The parasite cultures, prior to experimentation, were synchronized by treatment with 5% D-sorbitol [18]. Synchronized cultures containing ring-staged parasites were suspended in equal volume of human serum. Stock solutions were prepared separately from 10 mg of dried herbal extract of these two plants and from the commercial grade curcumin, by dissolving them in minimum volume (10 μl) of dimethyl sulfoxide (DMSO) and finally diluting with serum free medium to a concentration of 1 mg/ml. Serial double dilutions of each set of plant extracts were made in triplicate in 96 well microtitre plates (Axygen, Germany) with concentration ranging from 1.8–500 μg/ml against a control containing the incomplete medium with same concentration of DMSO. In each well 100 μl of the diluted extract, 10 μl parasitized blood (4 – 5% rings) in 100 μl incomplete medium and 5% haematocrit were added. Four wells of the last row were set as general controls to check the normal growth of the parasite. Schizont maturation time was calculated from the growth of the parasites cultured in general control wells. Accordingly thin smears were drawn (approximately 24–28 hrs of incubation) from each of the experimental and control wells on properly labeled slides. The blood smears were air dried and fixed in methanol. Dried slides were JSB-stained [19] and observed in 100 × with oil immersion under microscope (DM LS2; Leica) for the study of parasitaemia, particularly the inhibition of schizont maturation. Numbers of schizonts were counted per 200 asexual stage parasites. The values were compared between test and control wells. The percentage of inhibition was calculated as (1-Number of schizonts in test well/Number of schizonts per control well) × 100. The 50% inhibitory concentration (IC50) of these plant extracts were estimated from the graph drawn on the inhibition (%) data (Table 1).

Table 1 Percent (%) inhibition of schizonts by extracts of Andrographis paniculata (AP) and Hedyotis corymbosa (HC) in choloroquine sensitive (MRC-pf-20) and resistant strains (MRC-pf-303) of Plasmodium falciparum.

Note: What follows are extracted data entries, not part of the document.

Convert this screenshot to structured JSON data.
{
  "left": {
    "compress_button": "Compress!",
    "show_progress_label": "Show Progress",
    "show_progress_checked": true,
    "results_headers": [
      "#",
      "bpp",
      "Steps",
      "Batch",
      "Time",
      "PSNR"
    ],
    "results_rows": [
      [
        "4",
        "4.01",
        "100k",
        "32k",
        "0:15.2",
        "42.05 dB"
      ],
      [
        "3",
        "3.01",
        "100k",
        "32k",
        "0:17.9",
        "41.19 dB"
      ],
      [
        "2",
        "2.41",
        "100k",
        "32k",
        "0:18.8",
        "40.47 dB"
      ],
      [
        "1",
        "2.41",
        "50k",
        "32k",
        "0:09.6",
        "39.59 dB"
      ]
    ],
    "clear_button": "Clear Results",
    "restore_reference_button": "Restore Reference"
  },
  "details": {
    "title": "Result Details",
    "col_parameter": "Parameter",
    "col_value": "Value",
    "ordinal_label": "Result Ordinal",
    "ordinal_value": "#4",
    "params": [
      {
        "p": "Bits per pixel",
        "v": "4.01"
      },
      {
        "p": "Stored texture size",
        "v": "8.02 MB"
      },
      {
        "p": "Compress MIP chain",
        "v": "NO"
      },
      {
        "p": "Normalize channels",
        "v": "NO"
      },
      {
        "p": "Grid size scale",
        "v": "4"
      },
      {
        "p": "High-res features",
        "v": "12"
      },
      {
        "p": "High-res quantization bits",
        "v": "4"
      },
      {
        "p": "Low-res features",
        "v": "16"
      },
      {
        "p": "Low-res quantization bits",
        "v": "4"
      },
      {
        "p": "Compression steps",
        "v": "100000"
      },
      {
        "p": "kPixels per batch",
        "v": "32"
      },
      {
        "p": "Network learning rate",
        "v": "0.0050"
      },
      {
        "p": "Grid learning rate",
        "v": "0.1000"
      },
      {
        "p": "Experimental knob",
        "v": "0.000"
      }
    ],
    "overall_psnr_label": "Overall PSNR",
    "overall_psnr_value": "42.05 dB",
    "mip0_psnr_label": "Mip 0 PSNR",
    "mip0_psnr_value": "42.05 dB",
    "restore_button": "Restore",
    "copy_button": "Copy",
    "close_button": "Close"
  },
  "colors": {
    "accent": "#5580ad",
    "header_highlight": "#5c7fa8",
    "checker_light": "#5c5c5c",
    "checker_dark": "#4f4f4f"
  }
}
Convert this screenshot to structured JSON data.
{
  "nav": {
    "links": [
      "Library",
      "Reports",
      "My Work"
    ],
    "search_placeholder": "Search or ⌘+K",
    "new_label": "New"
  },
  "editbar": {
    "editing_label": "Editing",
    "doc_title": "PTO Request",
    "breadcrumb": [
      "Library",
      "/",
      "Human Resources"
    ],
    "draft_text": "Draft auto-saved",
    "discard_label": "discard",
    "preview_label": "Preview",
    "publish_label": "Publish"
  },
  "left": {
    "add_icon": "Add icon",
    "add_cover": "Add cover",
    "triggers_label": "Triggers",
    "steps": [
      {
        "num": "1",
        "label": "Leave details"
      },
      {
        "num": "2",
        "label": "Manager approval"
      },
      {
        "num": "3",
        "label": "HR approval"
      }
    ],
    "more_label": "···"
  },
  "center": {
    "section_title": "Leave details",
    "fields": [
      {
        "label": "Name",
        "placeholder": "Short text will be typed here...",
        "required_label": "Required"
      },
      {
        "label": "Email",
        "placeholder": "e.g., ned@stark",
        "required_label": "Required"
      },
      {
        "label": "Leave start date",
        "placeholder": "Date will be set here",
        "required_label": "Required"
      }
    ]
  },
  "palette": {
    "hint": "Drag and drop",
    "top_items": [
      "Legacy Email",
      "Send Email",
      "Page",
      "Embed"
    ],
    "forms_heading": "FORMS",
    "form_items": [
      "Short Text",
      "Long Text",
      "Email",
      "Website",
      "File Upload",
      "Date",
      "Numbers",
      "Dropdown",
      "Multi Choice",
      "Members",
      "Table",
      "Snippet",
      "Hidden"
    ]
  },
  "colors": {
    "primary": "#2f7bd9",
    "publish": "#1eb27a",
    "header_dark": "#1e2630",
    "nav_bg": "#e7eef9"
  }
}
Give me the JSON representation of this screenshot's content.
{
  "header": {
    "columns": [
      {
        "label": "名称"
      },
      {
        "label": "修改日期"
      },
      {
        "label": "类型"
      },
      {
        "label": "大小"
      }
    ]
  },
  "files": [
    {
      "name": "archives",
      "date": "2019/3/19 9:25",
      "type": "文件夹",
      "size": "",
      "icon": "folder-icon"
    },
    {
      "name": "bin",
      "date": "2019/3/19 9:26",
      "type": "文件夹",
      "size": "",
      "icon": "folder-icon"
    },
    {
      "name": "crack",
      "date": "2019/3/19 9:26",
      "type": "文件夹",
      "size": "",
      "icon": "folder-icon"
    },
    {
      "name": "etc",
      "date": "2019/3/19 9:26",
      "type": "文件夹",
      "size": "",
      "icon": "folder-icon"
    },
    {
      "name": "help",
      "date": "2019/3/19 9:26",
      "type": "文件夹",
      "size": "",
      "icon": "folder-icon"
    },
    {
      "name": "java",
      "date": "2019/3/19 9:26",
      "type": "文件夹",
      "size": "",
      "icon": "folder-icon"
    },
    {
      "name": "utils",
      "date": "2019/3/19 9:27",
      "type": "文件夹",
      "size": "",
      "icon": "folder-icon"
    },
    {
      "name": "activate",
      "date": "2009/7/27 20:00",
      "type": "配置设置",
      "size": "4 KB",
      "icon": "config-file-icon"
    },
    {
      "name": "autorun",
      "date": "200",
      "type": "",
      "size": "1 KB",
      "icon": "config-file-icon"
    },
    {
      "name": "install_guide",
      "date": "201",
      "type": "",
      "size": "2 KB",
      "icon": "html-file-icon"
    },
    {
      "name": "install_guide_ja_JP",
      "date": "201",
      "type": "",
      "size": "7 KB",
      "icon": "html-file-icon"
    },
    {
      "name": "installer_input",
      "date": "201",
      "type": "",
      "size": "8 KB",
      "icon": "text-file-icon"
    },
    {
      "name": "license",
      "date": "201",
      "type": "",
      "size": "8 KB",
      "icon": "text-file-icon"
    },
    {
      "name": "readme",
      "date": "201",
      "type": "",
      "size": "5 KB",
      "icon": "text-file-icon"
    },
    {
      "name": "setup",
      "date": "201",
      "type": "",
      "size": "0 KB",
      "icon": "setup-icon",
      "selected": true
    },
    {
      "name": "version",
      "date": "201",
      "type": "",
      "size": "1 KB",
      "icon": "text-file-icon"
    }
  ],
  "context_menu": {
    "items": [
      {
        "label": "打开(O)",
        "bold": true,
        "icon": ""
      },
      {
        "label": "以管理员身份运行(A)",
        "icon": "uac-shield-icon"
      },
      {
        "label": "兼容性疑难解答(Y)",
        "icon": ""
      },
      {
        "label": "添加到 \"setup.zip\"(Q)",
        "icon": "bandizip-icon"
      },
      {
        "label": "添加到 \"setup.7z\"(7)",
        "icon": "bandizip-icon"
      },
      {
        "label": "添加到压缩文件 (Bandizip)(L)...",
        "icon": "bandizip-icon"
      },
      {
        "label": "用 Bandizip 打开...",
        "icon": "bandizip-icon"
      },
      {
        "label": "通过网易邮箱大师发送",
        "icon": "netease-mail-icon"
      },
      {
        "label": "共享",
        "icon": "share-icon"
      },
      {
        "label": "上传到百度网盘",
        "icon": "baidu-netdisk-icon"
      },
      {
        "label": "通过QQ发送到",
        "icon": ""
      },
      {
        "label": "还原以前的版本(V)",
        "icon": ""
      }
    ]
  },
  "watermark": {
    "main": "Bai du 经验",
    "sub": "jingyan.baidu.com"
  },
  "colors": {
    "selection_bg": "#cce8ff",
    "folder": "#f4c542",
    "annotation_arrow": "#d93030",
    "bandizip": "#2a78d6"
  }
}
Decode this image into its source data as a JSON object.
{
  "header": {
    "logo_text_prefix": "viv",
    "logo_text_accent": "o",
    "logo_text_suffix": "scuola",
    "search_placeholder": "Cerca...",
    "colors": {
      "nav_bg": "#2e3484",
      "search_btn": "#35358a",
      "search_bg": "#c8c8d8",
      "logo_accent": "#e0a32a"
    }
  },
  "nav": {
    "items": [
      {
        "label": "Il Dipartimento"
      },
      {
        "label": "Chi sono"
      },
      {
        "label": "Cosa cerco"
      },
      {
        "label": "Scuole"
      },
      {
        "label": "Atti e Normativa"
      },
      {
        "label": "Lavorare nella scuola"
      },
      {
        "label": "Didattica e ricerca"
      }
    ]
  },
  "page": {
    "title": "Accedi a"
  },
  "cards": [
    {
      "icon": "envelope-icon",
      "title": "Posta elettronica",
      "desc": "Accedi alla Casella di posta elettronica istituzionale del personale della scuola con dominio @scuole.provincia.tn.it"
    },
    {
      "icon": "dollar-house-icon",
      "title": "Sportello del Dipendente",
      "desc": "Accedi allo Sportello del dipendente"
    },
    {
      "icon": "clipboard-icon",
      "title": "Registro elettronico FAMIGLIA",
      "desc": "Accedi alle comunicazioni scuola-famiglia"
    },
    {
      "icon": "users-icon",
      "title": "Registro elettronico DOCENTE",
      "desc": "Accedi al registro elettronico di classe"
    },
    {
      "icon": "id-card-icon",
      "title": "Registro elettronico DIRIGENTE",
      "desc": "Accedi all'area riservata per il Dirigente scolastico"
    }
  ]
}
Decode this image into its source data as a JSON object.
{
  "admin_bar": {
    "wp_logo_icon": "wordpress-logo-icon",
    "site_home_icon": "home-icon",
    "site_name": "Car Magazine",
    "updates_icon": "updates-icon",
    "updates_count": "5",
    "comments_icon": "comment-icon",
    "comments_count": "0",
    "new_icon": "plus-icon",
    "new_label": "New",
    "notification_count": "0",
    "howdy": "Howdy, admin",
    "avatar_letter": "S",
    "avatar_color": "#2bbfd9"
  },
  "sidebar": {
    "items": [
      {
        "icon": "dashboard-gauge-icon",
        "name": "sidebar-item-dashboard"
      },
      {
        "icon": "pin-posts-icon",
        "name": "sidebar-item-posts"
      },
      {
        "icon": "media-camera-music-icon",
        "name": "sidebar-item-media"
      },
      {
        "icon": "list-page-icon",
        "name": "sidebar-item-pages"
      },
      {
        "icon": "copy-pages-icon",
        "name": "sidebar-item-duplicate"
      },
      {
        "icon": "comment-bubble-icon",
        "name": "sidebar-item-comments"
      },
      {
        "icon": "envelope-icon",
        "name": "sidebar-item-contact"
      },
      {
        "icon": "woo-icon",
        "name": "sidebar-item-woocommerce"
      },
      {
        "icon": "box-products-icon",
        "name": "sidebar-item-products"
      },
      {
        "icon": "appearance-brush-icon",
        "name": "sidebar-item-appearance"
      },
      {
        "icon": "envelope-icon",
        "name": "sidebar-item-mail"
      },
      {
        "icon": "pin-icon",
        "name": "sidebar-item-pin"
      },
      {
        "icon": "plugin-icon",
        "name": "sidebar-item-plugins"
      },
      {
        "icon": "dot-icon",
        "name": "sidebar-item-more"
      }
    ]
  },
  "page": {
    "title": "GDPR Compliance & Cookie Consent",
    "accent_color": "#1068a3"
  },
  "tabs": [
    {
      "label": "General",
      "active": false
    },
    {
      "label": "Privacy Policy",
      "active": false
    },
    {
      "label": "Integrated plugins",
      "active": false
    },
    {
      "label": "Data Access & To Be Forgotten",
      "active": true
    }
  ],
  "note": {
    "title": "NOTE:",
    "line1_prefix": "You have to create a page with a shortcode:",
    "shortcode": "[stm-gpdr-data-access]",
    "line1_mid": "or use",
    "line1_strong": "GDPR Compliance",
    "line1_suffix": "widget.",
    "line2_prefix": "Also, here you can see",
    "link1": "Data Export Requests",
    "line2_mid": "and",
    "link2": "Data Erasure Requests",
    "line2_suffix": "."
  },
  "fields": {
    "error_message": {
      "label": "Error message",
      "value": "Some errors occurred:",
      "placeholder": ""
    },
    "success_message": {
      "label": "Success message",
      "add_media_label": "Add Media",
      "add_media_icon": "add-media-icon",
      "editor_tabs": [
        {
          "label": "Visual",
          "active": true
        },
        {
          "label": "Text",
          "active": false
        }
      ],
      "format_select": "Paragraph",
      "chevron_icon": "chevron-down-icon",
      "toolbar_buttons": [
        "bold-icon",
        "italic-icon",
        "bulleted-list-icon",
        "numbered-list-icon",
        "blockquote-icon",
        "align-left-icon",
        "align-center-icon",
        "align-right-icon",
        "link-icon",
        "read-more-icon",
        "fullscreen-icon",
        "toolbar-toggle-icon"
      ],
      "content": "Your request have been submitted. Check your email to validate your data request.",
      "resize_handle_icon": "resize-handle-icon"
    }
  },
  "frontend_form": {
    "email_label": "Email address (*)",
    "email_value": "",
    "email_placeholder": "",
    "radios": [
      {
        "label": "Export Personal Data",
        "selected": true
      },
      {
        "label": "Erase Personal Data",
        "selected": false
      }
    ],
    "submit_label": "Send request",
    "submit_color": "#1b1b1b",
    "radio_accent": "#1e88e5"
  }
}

In vitro interaction of plant extracts and their combination with curcumin

Drug interaction studies were performed as described [20] on chloroquine resistant isolates of P. falciparum (MRC-pf-303). The IC50 value of pure curcumin (CUR) was calculated as 6.6 μg/ml [7]. For interaction studies, putative drug solutions of A. paniculata (AP), H. corymbosa (HC) and curcumin (CUR) were diluted with serum-free culture medium to initial concentrations of 80 times the predetermined IC50 (Table 1). These solutions were combined in the ratios of 1:5, 1:2, 2:1 and 5:1 for each interacting trial (AP+HC, AP+CUR and HC+CUR). Similarly combinations of three putative drugs (AP+HC+CUR) were prepared in three ratios (3:2:1, 2:1:3, 1:3:2). The solutions were then introduced in duplicate into 96-well titer plates with serial double dilutions from their respective stock to ensure different concentrations of single and combined drug solutions in each well along with parasites at their ring stage. The plates were incubated at 37°C in the candle jar. Finally, IC50 values of individual putative drugs and their combinations were determined. For data interpretation, IC50 values of these drugs in combination were expressed as fractions of the IC50 of the extracts alone normalized to 1. Isobolograms were constructed by plotting the IC50 of one extract against the IC50 of the other for each of the four combinations. To express level of interactions numerically, results were represented as the sum of the fractional inhibitory concentrations (sum FIC). FIC = IC50 of extract A in mixture/IC50 of extract A alone + IC50 of extract B in mixture/IC50 of extract B alone. Sum FIC values were considered to be the indication of the type of interaction between putative drugs and represented as synergy for the value < 0.5, 0.5 to 1 as addition; 1 to 2 as indifferent interaction and > 2 antagonisms.

In vivo toxicity assay

Mice (Balb/c, 25 g ± 4 g) were used and randomly distributed into five groups (n = 4/group) for this study. They were kept in filter top cages and housed in environmentally controlled rooms (temperature, 22 ± 0.8°C; relative humidity 30 to 50%) with a 12 h day and night light cycle. Food and water were provided ad libitum. Three groups of mice were given intraperitoneal injections (50 mg/kg of body weight) of the drugs AP, HC and (AP + HC) respectively and a group of mice was given DMSO (0.01%) as control experiment, while the other control group was kept without any treatment. Mice were observed frequently at 8–10 h intervals for any discomfort until 72 h post-injection. At the end of three days (72 h), the body weight was recorded. Necropsy was performed and the livers and kidneys were removed for histopathological analysis. For blood analysis, animals were bled through heart puncture and the samples were analysed for Serum Glutamic Pyruvic Transaminase (SGPT) and Serum Glutamic Oxaloacetic Transaminase (SGOT) enzymes by the method described earlier [21]. Hematological analyses were performed from the whole blood by fully auto blood counter (RMS-Hestia 60, Chandigarh, India).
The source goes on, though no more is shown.